January Newsletter Article
We’re all familiar with the practice of New Year’s resolutions where we try to identify the habits that could improve our lives: exercise more, eat healthier food, stick to our budget, stay organized, etc. I know many people who make these sorts of resolutions. But the old trope is that it is hard to stick to these resolutions. Maybe we aim our resolutions too high or maybe we lack the willpower. But how often do we joke about our treadmill becoming a clothes rack, our healthy green smoothies giving way to donuts, our budget buckling under retail therapy or clutter reclaiming our space. Setbacks feel like failures and we look for reasons that we never really needed our New Year’s resolutions in the first place.
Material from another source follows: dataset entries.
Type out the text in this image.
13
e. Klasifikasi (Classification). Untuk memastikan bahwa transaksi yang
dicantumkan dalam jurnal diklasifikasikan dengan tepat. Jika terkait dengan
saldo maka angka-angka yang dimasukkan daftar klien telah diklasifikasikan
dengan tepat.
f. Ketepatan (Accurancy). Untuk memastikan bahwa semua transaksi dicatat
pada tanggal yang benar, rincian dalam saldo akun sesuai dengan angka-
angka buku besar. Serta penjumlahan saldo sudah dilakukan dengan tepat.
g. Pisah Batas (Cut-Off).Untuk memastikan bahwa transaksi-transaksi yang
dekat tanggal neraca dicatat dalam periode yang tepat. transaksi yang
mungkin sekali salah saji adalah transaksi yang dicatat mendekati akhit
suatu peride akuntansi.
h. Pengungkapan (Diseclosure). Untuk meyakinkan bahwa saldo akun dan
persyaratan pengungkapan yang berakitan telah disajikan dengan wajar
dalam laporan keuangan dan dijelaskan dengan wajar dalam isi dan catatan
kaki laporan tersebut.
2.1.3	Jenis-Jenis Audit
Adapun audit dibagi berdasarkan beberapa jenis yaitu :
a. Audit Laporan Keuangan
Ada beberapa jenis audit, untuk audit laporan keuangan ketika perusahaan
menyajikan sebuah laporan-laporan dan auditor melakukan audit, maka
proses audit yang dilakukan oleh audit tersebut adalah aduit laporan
Recently someone approached me about the invitation to communion I started using here on Sundays. “This is the table of the Lord. It is made ready for those who love him and those who want to love him more. So come, you who have much faith and you who have little; you who have been here often and you who have never been before; you who have tried to follow Jesus and you who have failed. Come, for it is the Lord who invites you. And it is his will to meet you here.” This is not a prayer I wrote but one I first heard when visiting my parents at their church. And that priest found it in the prayer book for the religious community of Iona based out of Scotland. Everyone who’s said anything to me about this prayer has loved it so when this person approached me, I expected more of that praise.
But I didn’t get more of that praise in this conversation. “Can we change it? I don’t like the part about failure. It’s a little harsh.” I felt conflicted. On one hand, I don’t like changing prayers written by people who know better than I do. The Scottish monastics who wrote these prayers were careful and deliberate in their word choice. On the other hand, she wasn’t wrong... it is harsh. Failing is harsh and being reminded of it right before I’m supposed to receive the sustenance for my Christian journey can feel like a bit of a put down.
I forget how exactly I responded in that conversation but I can write here with a little more thought how I want to respond. Let’s keep the prayer as it is. I think God tolerates failure a lot more than our culture does, and keeping the word ‘fail’ in that prayer might help us remember that. I want to keep ‘fail’ in our prayers because failing is a part of our human condition, not a sign that something is wrong with us. Every failure is a sign that we tried and that is what God is calling us to do: try and try again, and hopefully (maybe?) learn a lesson or two along the way. Divorce, bankruptcy, addiction, missed deadlines, diagnosis, etc. None of these lessen God’s embrace of us. God isn’t surprised when we fail; why should we be?
If you made a New Year’s resolution this year, great. If you’ve already broken it, that’s great, too. But I hope throughout all of the year, we hold fast to the promise that there is nothing we could do to make God love us more and nothing we could do to make God love us less.
( I write about this conversation with permission. Never worry that a conversation with your priest will unexpectedly make it into publication.)